Many of you may already know of, and may be using, 529 plans for education funding, but let’s review the basics. A 529 plan allows anyone – parents, grandparents, aunts, uncles, friends, etc. - to contribute money into the plan for college education savings. Similar to an IRA or other tax advantaged account, assets accumulate in the 529 plan without taxation of the investment earnings. However, unlike the IRA, if money is withdrawn from the plan to pay for the “qualified college education expenses” of the account beneficiary, the withdrawals are also not subject to taxation, providing greater resources to pay for college expenses. “Qualified education expenses” encompass a wide range of costs including tuition, room and board, required books, and supplies.
Until recently, the tax benefits of 529 plans were primarily limited to Federal income taxes. However, a recent change in Pennsylvania tax law now gives residents of this state even greater incentive to save. As of July 6, 2006, Pennsylvania residents will now receive an annual state income tax deduction of up to $12,000 per account for contributions to section 529 plans. In addition, Pennsylvania also offers a state tax exemption for distributions from 529 savings plans.
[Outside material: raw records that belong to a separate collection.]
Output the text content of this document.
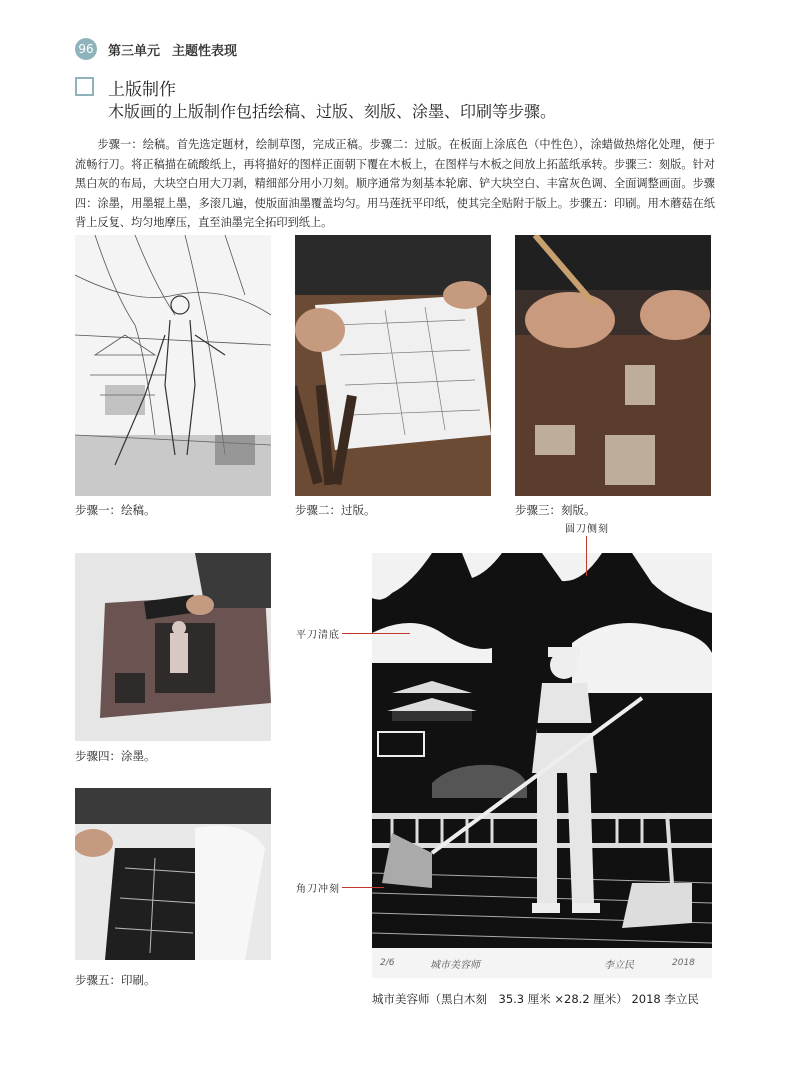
96 第三单元 主题性表现
上版制作
木版画的上版制作包括绘稿、过版、刻版、涂墨、印刷等步骤。
步骤一：绘稿。首先选定题材，绘制草图，完成正稿。步骤二：过版。在板面上涂底色（中性色），涂蜡做热熔化处理，便于流畅行刀。将正稿描在硫酸纸上，再将描好的图样正面朝下覆在木板上，在图样与木板之间放上拓蓝纸承转。步骤三：刻版。针对黑白灰的布局，大块空白用大刀剥，精细部分用小刀刻。顺序通常为刻基本轮廓、铲大块空白、丰富灰色调、全面调整画面。步骤四：涂墨，用墨辊上墨，多滚几遍，使版面油墨覆盖均匀。用马莲抚平印纸，使其完全贴附于版上。步骤五：印刷。用木蘑菇在纸背上反复、均匀地摩压，直至油墨完全拓印到纸上。
步骤一：绘稿。	步骤二：过版。	步骤三：刻版。
步骤四：涂墨。
步骤五：印刷。
2/6	城市美容师	李立民	2018
圆刀侧刻
平刀清底
角刀冲刻
城市美容师（黑白木刻　35.3 厘米 ×28.2 厘米） 2018 李立民
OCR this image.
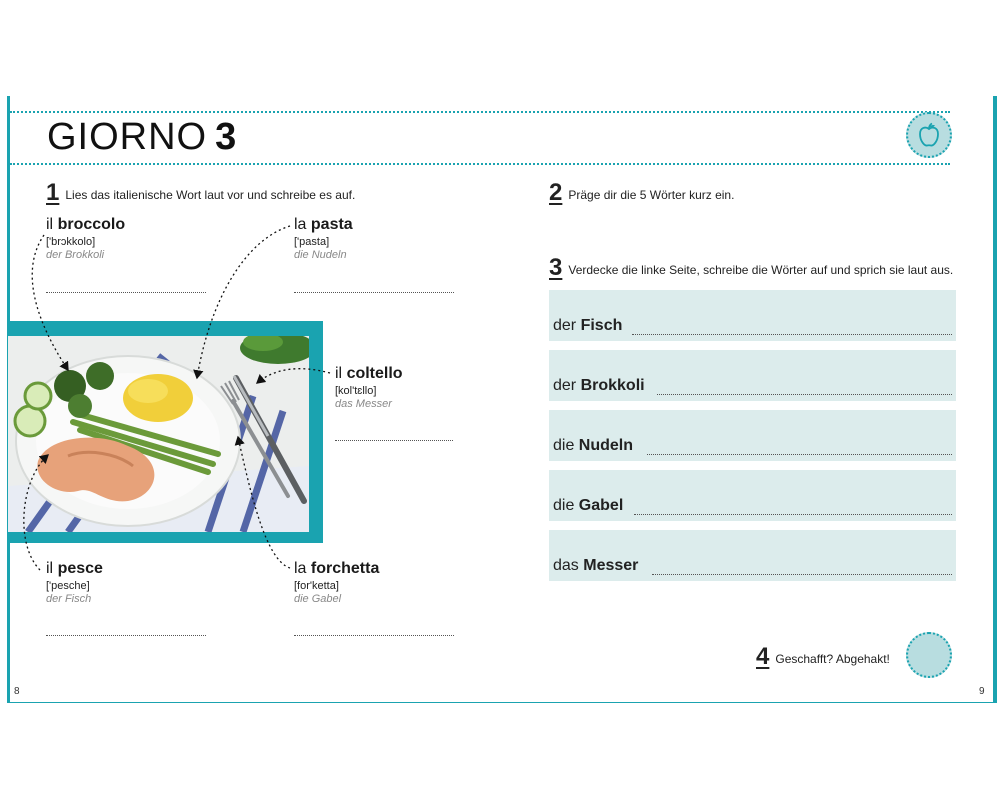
GIORNO 3
1 Lies das italienische Wort laut vor und schreibe es auf.
il broccolo
['brɔkkolo]
der Brokkoli
la pasta
['pasta]
die Nudeln
il coltello
[kol'tɛllo]
das Messer
il pesce
['pesche]
der Fisch
la forchetta
[for'ketta]
die Gabel
2 Präge dir die 5 Wörter kurz ein.
3 Verdecke die linke Seite, schreibe die Wörter auf und sprich sie laut aus.
der Fisch
der Brokkoli
die Nudeln
die Gabel
das Messer
4 Geschafft? Abgehakt!
8	9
Thus, utilizing a section 529 plan now provides both Federal and state income tax advantages for taxpayers, creating an even more effective tool for college savings.
Let’s face it – neither of the strategies outlined in this article will completely solve your tax planning and education funding challenges. However, for older taxpayers who are charitably inclined, or for anyone accumulating assets for college education expenses, these strategies will make accomplishing some of the basics in life a little easier.